6. Commodity transactions, external payment interface
Three-party application
5. Four categories of NoSQL
1. KV key-value pair
1.1 Example
Sina: Redis
Meituan: Redis + Tair
Ali, Baidu: Redis + memecache
1.2 Application scenarios
Content caching is mainly used to handle high access loads of large amounts of data, and is also used in some log systems and so on.
1.3 Data Model
Key points to the key-value pair of Value, which is usually implemented by hash table.
1.4 Advantages
fast search
1.5 Disadvantages
The data is unstructured and usually only treated as string or binary data
2. Document database (bson format is the same as json)
1.1 MongoDB、CouchDB
MongoDB is a database based on distributed file storage.
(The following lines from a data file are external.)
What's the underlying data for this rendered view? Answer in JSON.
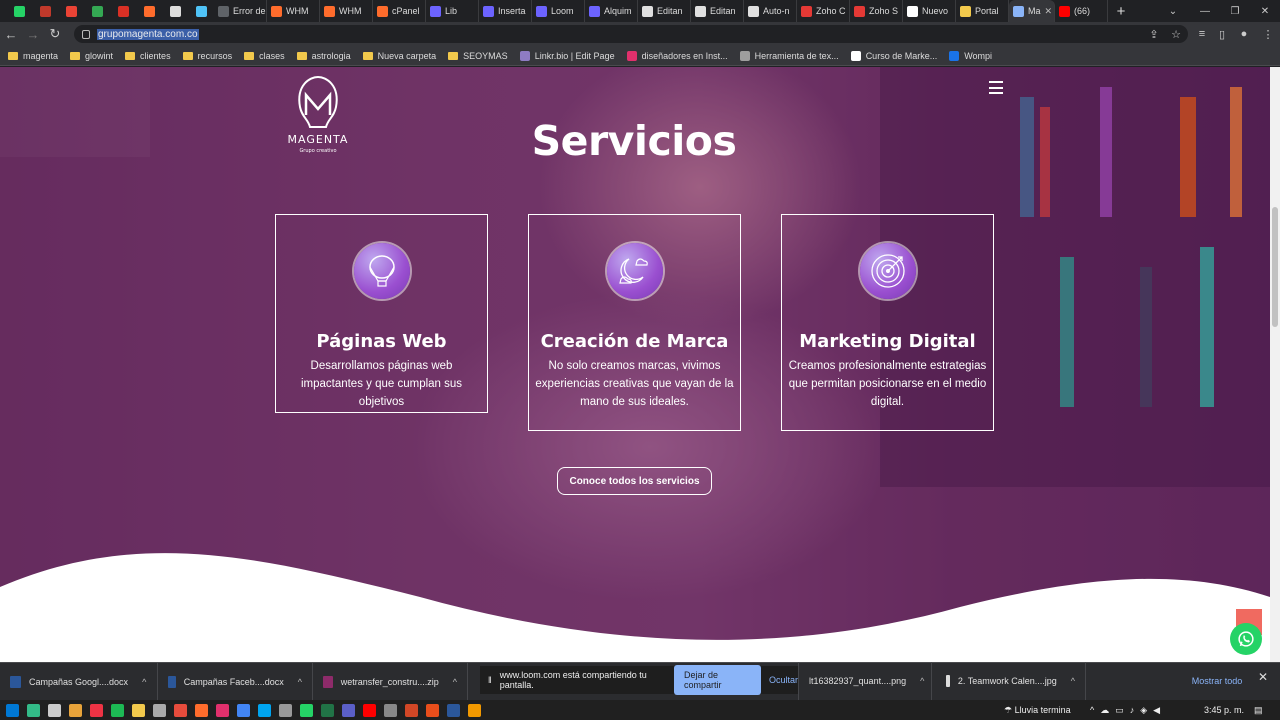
{
  "browser": {
    "tabs": [
      {
        "label": "",
        "color": "#25d366",
        "pinned": true
      },
      {
        "label": "",
        "color": "#c0392b",
        "pinned": true
      },
      {
        "label": "",
        "color": "#ea4335",
        "pinned": true
      },
      {
        "label": "",
        "color": "#34a853",
        "pinned": true
      },
      {
        "label": "",
        "color": "#d93025",
        "pinned": true
      },
      {
        "label": "",
        "color": "#ff6c2c",
        "pinned": true
      },
      {
        "label": "",
        "color": "#dddddd",
        "pinned": true
      },
      {
        "label": "",
        "color": "#4fc3f7",
        "pinned": true
      },
      {
        "label": "Error de pr",
        "color": "#5f6368"
      },
      {
        "label": "WHM",
        "color": "#ff6c2c"
      },
      {
        "label": "WHM",
        "color": "#ff6c2c"
      },
      {
        "label": "cPanel",
        "color": "#ff6c2c"
      },
      {
        "label": "Lib",
        "color": "#6c63ff"
      },
      {
        "label": "Inserta",
        "color": "#6c63ff"
      },
      {
        "label": "Loom",
        "color": "#6c63ff"
      },
      {
        "label": "Alquim",
        "color": "#6c63ff"
      },
      {
        "label": "Editan",
        "color": "#e0e0e0"
      },
      {
        "label": "Editan",
        "color": "#e0e0e0"
      },
      {
        "label": "Auto-n",
        "color": "#e0e0e0"
      },
      {
        "label": "Zoho C",
        "color": "#e53935"
      },
      {
        "label": "Zoho S",
        "color": "#e53935"
      },
      {
        "label": "Nuevo",
        "color": "#ffffff"
      },
      {
        "label": "Portal",
        "color": "#f2c94c"
      },
      {
        "label": "Ma",
        "color": "#8ab4f8",
        "active": true
      },
      {
        "label": "(66)",
        "color": "#ff0000"
      }
    ],
    "url": "grupomagenta.com.co",
    "bookmarks": [
      {
        "label": "magenta",
        "type": "folder"
      },
      {
        "label": "glowint",
        "type": "folder"
      },
      {
        "label": "clientes",
        "type": "folder"
      },
      {
        "label": "recursos",
        "type": "folder"
      },
      {
        "label": "clases",
        "type": "folder"
      },
      {
        "label": "astrologia",
        "type": "folder"
      },
      {
        "label": "Nueva carpeta",
        "type": "folder"
      },
      {
        "label": "SEOYMAS",
        "type": "folder"
      },
      {
        "label": "Linkr.bio | Edit Page",
        "type": "site",
        "color": "#8e7cc3"
      },
      {
        "label": "diseñadores en Inst...",
        "type": "site",
        "color": "#e1306c"
      },
      {
        "label": "Herramienta de tex...",
        "type": "site",
        "color": "#9e9e9e"
      },
      {
        "label": "Curso de Marke...",
        "type": "site",
        "color": "#ffffff"
      },
      {
        "label": "Wompi",
        "type": "site",
        "color": "#1a73e8"
      }
    ]
  },
  "page": {
    "logo_text": "MAGENTA",
    "logo_sub": "Grupo creativo",
    "title": "Servicios",
    "services": [
      {
        "title": "Páginas Web",
        "desc": "Desarrollamos páginas web impactantes y que cumplan sus objetivos",
        "icon": "hot-air-balloon-icon"
      },
      {
        "title": "Creación de Marca",
        "desc": "No solo creamos marcas, vivimos experiencias creativas que vayan de la mano de sus ideales.",
        "icon": "moon-clouds-icon"
      },
      {
        "title": "Marketing Digital",
        "desc": "Creamos profesionalmente estrategias que permitan posicionarse en el medio digital.",
        "icon": "target-icon"
      }
    ],
    "cta": "Conoce todos los servicios"
  },
  "downloads": {
    "items": [
      "Campañas Googl....docx",
      "Campañas Faceb....docx",
      "wetransfer_constru....zip",
      "lt16382937_quant....png",
      "2. Teamwork Calen....jpg"
    ],
    "share_text": "www.loom.com está compartiendo tu pantalla.",
    "stop_share": "Dejar de compartir",
    "hide": "Ocultar",
    "show_all": "Mostrar todo"
  },
  "taskbar": {
    "weather": "Lluvia termina",
    "time": "3:45 p. m."
  },
  "colors": {
    "accent": "#8ab4f8",
    "whatsapp": "#25d366",
    "totop": "#f06a60"
  }
}
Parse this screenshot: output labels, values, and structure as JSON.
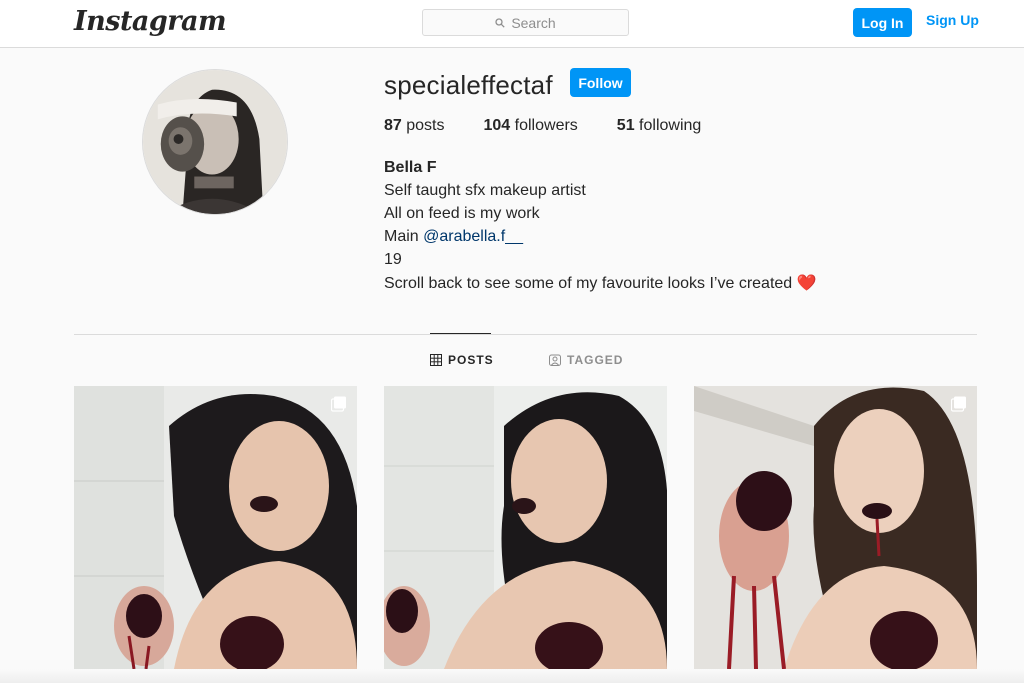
{
  "header": {
    "logo_text": "Instagram",
    "search_placeholder": "Search",
    "login_label": "Log In",
    "signup_label": "Sign Up"
  },
  "profile": {
    "username": "specialeffectaf",
    "follow_label": "Follow",
    "stats": {
      "posts_count": "87",
      "posts_label": "posts",
      "followers_count": "104",
      "followers_label": "followers",
      "following_count": "51",
      "following_label": "following"
    },
    "bio": {
      "name": "Bella F",
      "line1": "Self taught sfx makeup artist",
      "line2": "All on feed is my work",
      "line3_prefix": "Main ",
      "line3_mention": "@arabella.f__",
      "line4": "19",
      "line5": "Scroll back to see some of my favourite looks I’ve created",
      "line5_emoji": "❤️"
    }
  },
  "tabs": [
    {
      "label": "POSTS",
      "icon": "grid-icon",
      "active": true
    },
    {
      "label": "TAGGED",
      "icon": "tag-user-icon",
      "active": false
    }
  ],
  "posts": [
    {
      "icon": "multiple-photos-icon"
    },
    {
      "icon": "none"
    },
    {
      "icon": "multiple-photos-icon"
    }
  ],
  "colors": {
    "accent": "#0095f6",
    "link": "#00376b",
    "border": "#dbdbdb",
    "background": "#fafafa"
  }
}
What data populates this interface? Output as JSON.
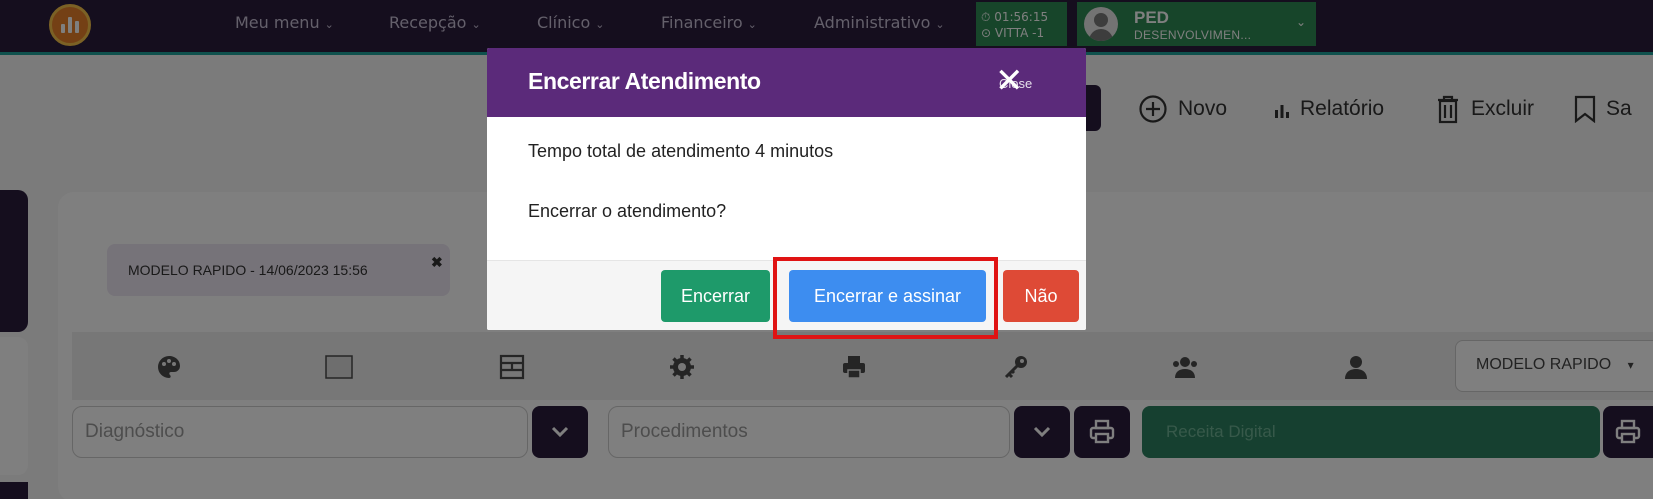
{
  "nav": {
    "logo_icon": "bar-chart-logo",
    "menu_items": [
      {
        "label": "Meu menu"
      },
      {
        "label": "Recepção"
      },
      {
        "label": "Clínico"
      },
      {
        "label": "Financeiro"
      },
      {
        "label": "Administrativo"
      }
    ],
    "caret": "⌄",
    "timer": {
      "time": "01:56:15",
      "location": "VITTA -1"
    },
    "user": {
      "name": "PED",
      "subtitle": "DESENVOLVIMEN..."
    }
  },
  "toolbar": {
    "new_label": "Novo",
    "report_label": "Relatório",
    "delete_label": "Excluir",
    "save_label": "Sa"
  },
  "card": {
    "model_chip_label": "MODELO RAPIDO - 14/06/2023 15:56",
    "model_chip_close": "✖",
    "model_select_value": "MODELO RAPIDO",
    "model_select_caret": "▾",
    "icons": [
      "palette-icon",
      "image-icon",
      "table-icon",
      "gear-icon",
      "print-icon",
      "key-icon",
      "users-icon",
      "user-icon"
    ],
    "diagnostico_placeholder": "Diagnóstico",
    "procedimentos_placeholder": "Procedimentos",
    "receita_label": "Receita Digital"
  },
  "modal": {
    "title": "Encerrar Atendimento",
    "close_label": "Close",
    "close_glyph": "✕",
    "message": "Tempo total de atendimento 4 minutos",
    "question": "Encerrar o atendimento?",
    "btn_encerrar": "Encerrar",
    "btn_encerrar_assinar": "Encerrar e assinar",
    "btn_nao": "Não"
  },
  "colors": {
    "nav_bg": "#2a1c3d",
    "modal_header": "#5b2a7a",
    "encerrar_green": "#1e9a6a",
    "assinar_blue": "#3d8df0",
    "nao_red": "#de4a36",
    "highlight_red": "#e01313"
  }
}
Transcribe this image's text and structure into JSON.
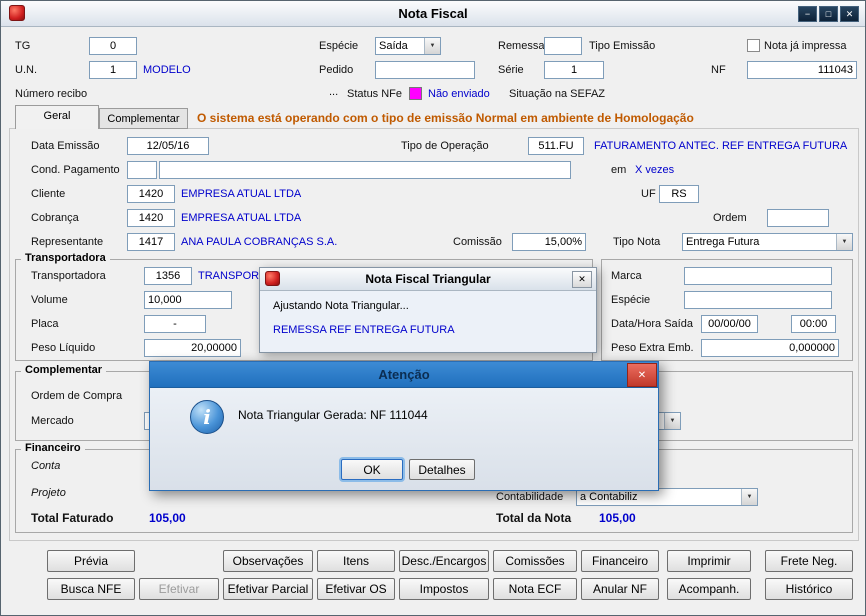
{
  "icons": {
    "chevron_down": "▼",
    "minimize": "−",
    "maximize": "□",
    "close": "✕",
    "browse": "...",
    "info": "i"
  },
  "colors": {
    "status_nfe_box": "#ff00ff",
    "data_blue": "#0000cc",
    "ambiente_orange": "#c05a00",
    "atencao_titlebar": "#2b7bc8",
    "close_button_red": "#c0392b"
  },
  "window": {
    "title": "Nota Fiscal"
  },
  "top": {
    "tg_label": "TG",
    "tg_value": "0",
    "especie_label": "Espécie",
    "especie_value": "Saída",
    "remessa_label": "Remessa",
    "remessa_value": "",
    "tipo_emissao_label": "Tipo Emissão",
    "nota_ja_impressa_label": "Nota já impressa",
    "un_label": "U.N.",
    "un_value": "1",
    "un_desc": "MODELO",
    "pedido_label": "Pedido",
    "pedido_value": "",
    "serie_label": "Série",
    "serie_value": "1",
    "nf_label": "NF",
    "nf_value": "111043",
    "numero_recibo_label": "Número recibo",
    "status_nfe_label": "Status NFe",
    "status_nfe_value": "Não enviado",
    "situacao_sefaz_label": "Situação na SEFAZ"
  },
  "tabs": {
    "geral": "Geral",
    "complementar": "Complementar",
    "ambiente_msg": "O sistema está operando com o tipo de emissão Normal em ambiente de Homologação"
  },
  "geral": {
    "data_emissao_label": "Data Emissão",
    "data_emissao_value": "12/05/16",
    "tipo_operacao_label": "Tipo de Operação",
    "tipo_operacao_value": "511.FU",
    "tipo_operacao_desc": "FATURAMENTO ANTEC. REF ENTREGA FUTURA",
    "cond_pagamento_label": "Cond. Pagamento",
    "cond_pagamento_value1": "",
    "cond_pagamento_value2": "",
    "em_label": "em",
    "vezes_value": "X vezes",
    "cliente_label": "Cliente",
    "cliente_value": "1420",
    "cliente_desc": "EMPRESA ATUAL LTDA",
    "uf_label": "UF",
    "uf_value": "RS",
    "cobranca_label": "Cobrança",
    "cobranca_value": "1420",
    "cobranca_desc": "EMPRESA ATUAL LTDA",
    "ordem_label": "Ordem",
    "ordem_value": "",
    "representante_label": "Representante",
    "representante_value": "1417",
    "representante_desc": "ANA PAULA COBRANÇAS S.A.",
    "comissao_label": "Comissão",
    "comissao_value": "15,00%",
    "tipo_nota_label": "Tipo Nota",
    "tipo_nota_value": "Entrega Futura"
  },
  "transportadora": {
    "caption": "Transportadora",
    "transportadora_label": "Transportadora",
    "transportadora_value": "1356",
    "transportadora_desc": "TRANSPORTA",
    "volume_label": "Volume",
    "volume_value": "10,000",
    "placa_label": "Placa",
    "placa_value": "-",
    "peso_liquido_label": "Peso Líquido",
    "peso_liquido_value": "20,00000",
    "marca_label": "Marca",
    "marca_value": "",
    "especie_label": "Espécie",
    "especie_value": "",
    "data_hora_saida_label": "Data/Hora Saída",
    "data_saida_value": "00/00/00",
    "hora_saida_value": "00:00",
    "peso_extra_label": "Peso Extra Emb.",
    "peso_extra_value": "0,000000"
  },
  "complementar": {
    "caption": "Complementar",
    "ordem_compra_label": "Ordem de Compra",
    "mercado_label": "Mercado"
  },
  "financeiro": {
    "caption": "Financeiro",
    "conta_label": "Conta",
    "projeto_label": "Projeto",
    "contabilidade_label": "Contabilidade",
    "contabilidade_value": "a Contabiliz",
    "total_faturado_label": "Total Faturado",
    "total_faturado_value": "105,00",
    "total_nota_label": "Total da Nota",
    "total_nota_value": "105,00"
  },
  "footer": {
    "row1": [
      "Prévia",
      "Observações",
      "Itens",
      "Desc./Encargos",
      "Comissões",
      "Financeiro",
      "Imprimir",
      "Frete Neg."
    ],
    "row2": [
      "Busca NFE",
      "Efetivar",
      "Efetivar Parcial",
      "Efetivar OS",
      "Impostos",
      "Nota ECF",
      "Anular NF",
      "Acompanh.",
      "Histórico"
    ]
  },
  "dialog_triangular": {
    "title": "Nota Fiscal Triangular",
    "line1": "Ajustando Nota Triangular...",
    "line2": "REMESSA REF ENTREGA FUTURA"
  },
  "dialog_atencao": {
    "title": "Atenção",
    "message": "Nota Triangular Gerada: NF 111044",
    "ok_label": "OK",
    "detalhes_label": "Detalhes"
  }
}
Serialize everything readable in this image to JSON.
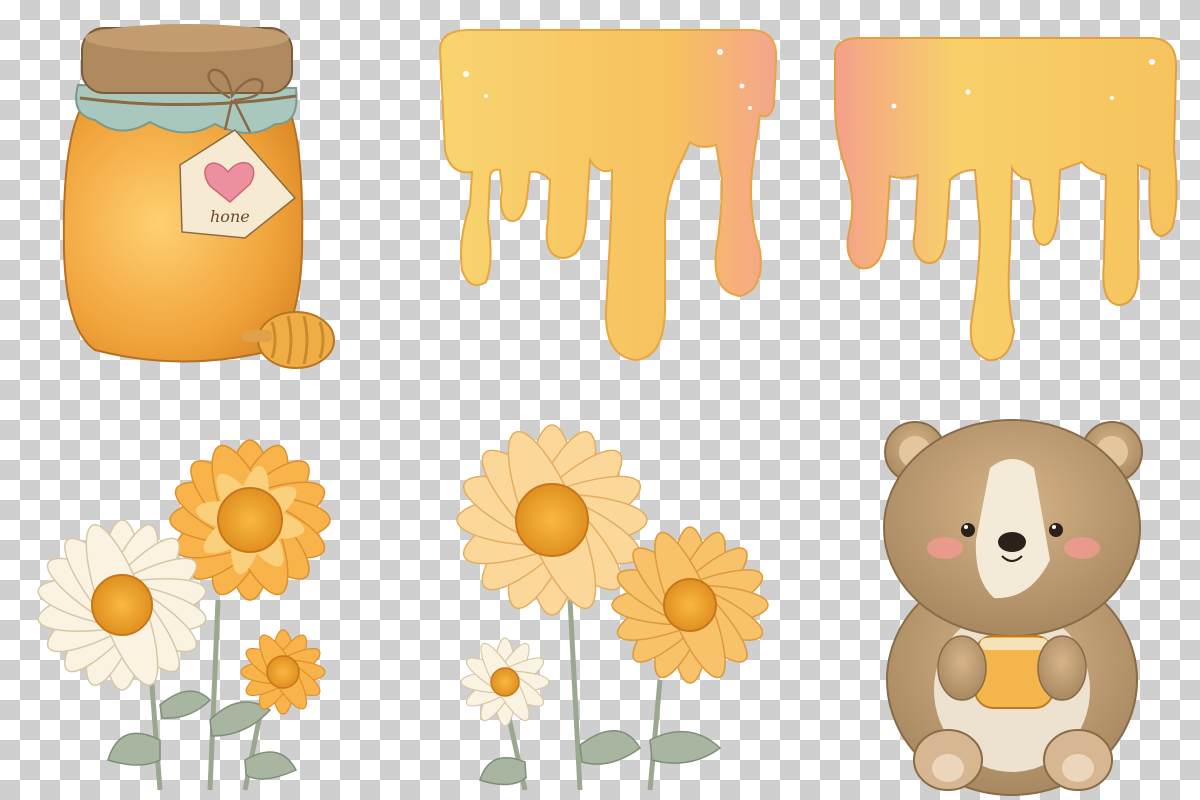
{
  "canvas": {
    "background": "transparency-checkerboard",
    "checker_colors": [
      "#ffffff",
      "#cfcfcf"
    ]
  },
  "clipart": {
    "honey_jar": {
      "tag_text": "hone",
      "glass_color": "#f3a83a",
      "lid_color": "#b08a5f"
    },
    "honey_drip_left": {
      "color_main": "#f7cc63",
      "color_blush": "#f3a18a"
    },
    "honey_drip_right": {
      "color_main": "#f7cc63",
      "color_blush": "#f3a18a"
    },
    "flowers_left": {
      "petal_white": "#fbf3e2",
      "petal_orange": "#f7b34c",
      "stem": "#9aa88f"
    },
    "flowers_middle": {
      "petal_white": "#fbf3e2",
      "petal_orange": "#f7b34c",
      "stem": "#9aa88f"
    },
    "bear": {
      "fur": "#c8a57a",
      "belly": "#ede2cf",
      "cheek": "#f39a92"
    }
  }
}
It is written in C++ and is mainly used to process a large number of documents
. MongoDB is an intermediate product between relational databases and non-relational databases. like a relational database.
1.2 Application scenarios
Web application (similar to Key-Value, Value is structured, the difference is that the database can understand the content of Value)
1.3 Data Model
The key-value pair corresponding to Key-Value, and Value is structured data.
1.4 Advantages
The data structure requirements are not strict, the table structure is variable, and there is no need to pre-define the table structure like a relational database.
1.5 Disadvantages
The query performance is not high, and it lacks a unified query syntax.
3. Column store database
3.1 Example
HBase (big data)
3.2 Application scenarios
distributed file system
3.3 Data Model
Store in column clusters, store data in the same column together
3.4 Advantages
The search speed is fast, the scalability is strong, and it is easier to perform distributed expansion.
3.5 Disadvantages
Relatively limited functions
4. Graph relational database
It is not a database that stores pictures, but stores relationships
4.1 Examples
Neo4J、InfoGrid、Infinite Graph
4.2 Application scenarios
Social networks, recommendation systems, etc., focusing on building relationship graphs
4.3 Data Model
graph structure
4.4 Advantages
Use graph structure-related algorithms, such as shortest path addressing, N-degree relationship search, etc.
4.5 Disadvantages
In many cases, it is necessary to calculate the entire graph to obtain the required information, and this structure is not easy to distribute.